Свои статьи и очерки, собранные позднее под названиями «Памяти убитых церквей» и «Смерть соборов», Марсель Пруст писал в 1900-х годах, как раз перед тем, как взяться за создание романного цикла «В поисках утраченного времени». Эти тексты – отнюдь не неверные шаги начинающего литератора[1]; в них серьезно и глубоко прописаны эстетические позиции, на которых он стоял и которые, собственно, и потребовали в дальнейшем романного, а не только эссеистического выражения. Это своего рода преддверие «Поисков…» – архитектурная метафора вполне уместна, ибо здесь много говорится о старинных соборах и их скульптурных порталах.

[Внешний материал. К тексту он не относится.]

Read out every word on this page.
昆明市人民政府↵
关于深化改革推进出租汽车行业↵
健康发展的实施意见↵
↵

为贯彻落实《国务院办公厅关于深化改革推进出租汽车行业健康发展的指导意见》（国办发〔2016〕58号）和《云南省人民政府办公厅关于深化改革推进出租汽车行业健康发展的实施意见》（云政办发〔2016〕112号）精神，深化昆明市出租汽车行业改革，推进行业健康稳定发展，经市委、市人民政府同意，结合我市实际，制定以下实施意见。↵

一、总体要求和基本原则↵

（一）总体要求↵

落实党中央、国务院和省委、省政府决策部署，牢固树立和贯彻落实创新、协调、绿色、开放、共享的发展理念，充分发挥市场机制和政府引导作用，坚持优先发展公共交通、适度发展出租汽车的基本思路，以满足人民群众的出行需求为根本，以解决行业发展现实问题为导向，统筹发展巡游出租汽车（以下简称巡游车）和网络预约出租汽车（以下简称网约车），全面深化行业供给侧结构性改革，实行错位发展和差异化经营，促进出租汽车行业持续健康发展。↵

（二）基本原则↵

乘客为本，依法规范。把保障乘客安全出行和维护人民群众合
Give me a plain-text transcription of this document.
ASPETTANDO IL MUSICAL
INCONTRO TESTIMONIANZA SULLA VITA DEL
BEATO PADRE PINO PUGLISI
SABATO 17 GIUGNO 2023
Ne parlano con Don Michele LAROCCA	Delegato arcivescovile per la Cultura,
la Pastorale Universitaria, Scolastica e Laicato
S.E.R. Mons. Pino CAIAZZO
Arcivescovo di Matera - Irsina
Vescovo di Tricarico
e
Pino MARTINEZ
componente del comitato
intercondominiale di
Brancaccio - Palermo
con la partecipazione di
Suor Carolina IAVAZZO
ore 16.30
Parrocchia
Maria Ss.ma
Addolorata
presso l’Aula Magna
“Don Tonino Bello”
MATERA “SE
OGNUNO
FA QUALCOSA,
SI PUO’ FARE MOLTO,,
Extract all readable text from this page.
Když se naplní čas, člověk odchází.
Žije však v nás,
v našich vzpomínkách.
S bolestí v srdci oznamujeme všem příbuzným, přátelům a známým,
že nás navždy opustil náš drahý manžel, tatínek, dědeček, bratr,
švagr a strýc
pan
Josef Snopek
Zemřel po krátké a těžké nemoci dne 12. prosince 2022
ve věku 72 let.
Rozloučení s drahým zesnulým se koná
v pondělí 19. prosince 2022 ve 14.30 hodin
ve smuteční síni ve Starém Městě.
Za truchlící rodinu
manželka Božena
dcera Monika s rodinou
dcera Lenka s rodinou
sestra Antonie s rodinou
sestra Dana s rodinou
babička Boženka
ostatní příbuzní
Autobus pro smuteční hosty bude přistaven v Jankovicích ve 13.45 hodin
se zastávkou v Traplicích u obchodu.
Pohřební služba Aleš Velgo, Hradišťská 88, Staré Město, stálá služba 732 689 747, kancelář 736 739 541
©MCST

Чтобы лучше понять эти тексты, начнем с их заголовков. Написанные, как уже сказано, в 1900-х годах, они получили окончательную форму в 1919-м, войдя в сборник малых произведений Пруста «Подражания и смесь». Тогда же появился и патетический заголовок «Памяти убитых церквей», а сразу вслед за ним – как бы опровергающий его и также вновь придуманный для этой публикации заголовок первой части цикла: «Спасенные церкви» (собственно, ни об одной реально «убитой» церкви во всем цикле и не говорится). Дело в том, что в промежутке между написанием и книжным изданием произошла Первая мировая война, в ходе которой военные действия на Западном фронте развернулись главным образом на территории Франции и многие французские города и деревни тяжело пострадали. Особенно болезненно было воспринято разрушение исторических храмов – в частности, знаменитого Реймсского собора в Шампани, превращенного в руины германской артиллерией в сентябре 1914 года. Это событие вызвало много откликов. Ромен Роллан, знаменитый автор романа «Жан-Кристоф», выступил с памфлетом «Pro aris» («В защиту алтарей»), где обличал варварство германской армии. Несколько лет спустя, в 1918 году, маленькую брошюрку «Собор Реймсской Богоматери» – о разрушенном соборе, для восстановления которого требуется общая не только материальная, но и духовная работа, – выпустил никому еще не известный юноша по имени Жорж Батай, сам живший до войны в Реймсе, а в дальнейшем ставший одним из самых оригинальных и глубоких французских писателей XX века. И тот, и другой были далеки от официально-патриотической пропаганды (Роллан – с первых дней войны, Батай – скорее в последующие годы, на протяжении которых он никогда не упоминал больше свою юношескую брошюру), но идея защиты памятников культуры, можно сказать, носилась в воздухе, на нее откликались самые разные по духу интеллектуалы. Откликнулся на нее и Марсель Пруст.
Но смысл его заголовков – не только бедствия войны. Ведь один из них, «Смерть соборов», не придуман задним числом, а появился уже при первой публикации соответствующей статьи задолго до войны (вероятно, он и подсказал Прусту новый заголовок цикла «Памяти убитых церквей» – но он же и заставил вывести за рамки цикла сам этот текст, дабы часть не называлась почти так же, как целое). Повод для того, первого заголовка был другой, «мирный», – новый закон об отделении церкви от государства, который вел, помимо прочего, к закрытию многих храмов в стране и к утрате прекрасных обрядов, которые в них отправлялись. Повод – другой, а пафос прустовской статьи – тот же самый, как бы предвосхищающий еще далекую войну.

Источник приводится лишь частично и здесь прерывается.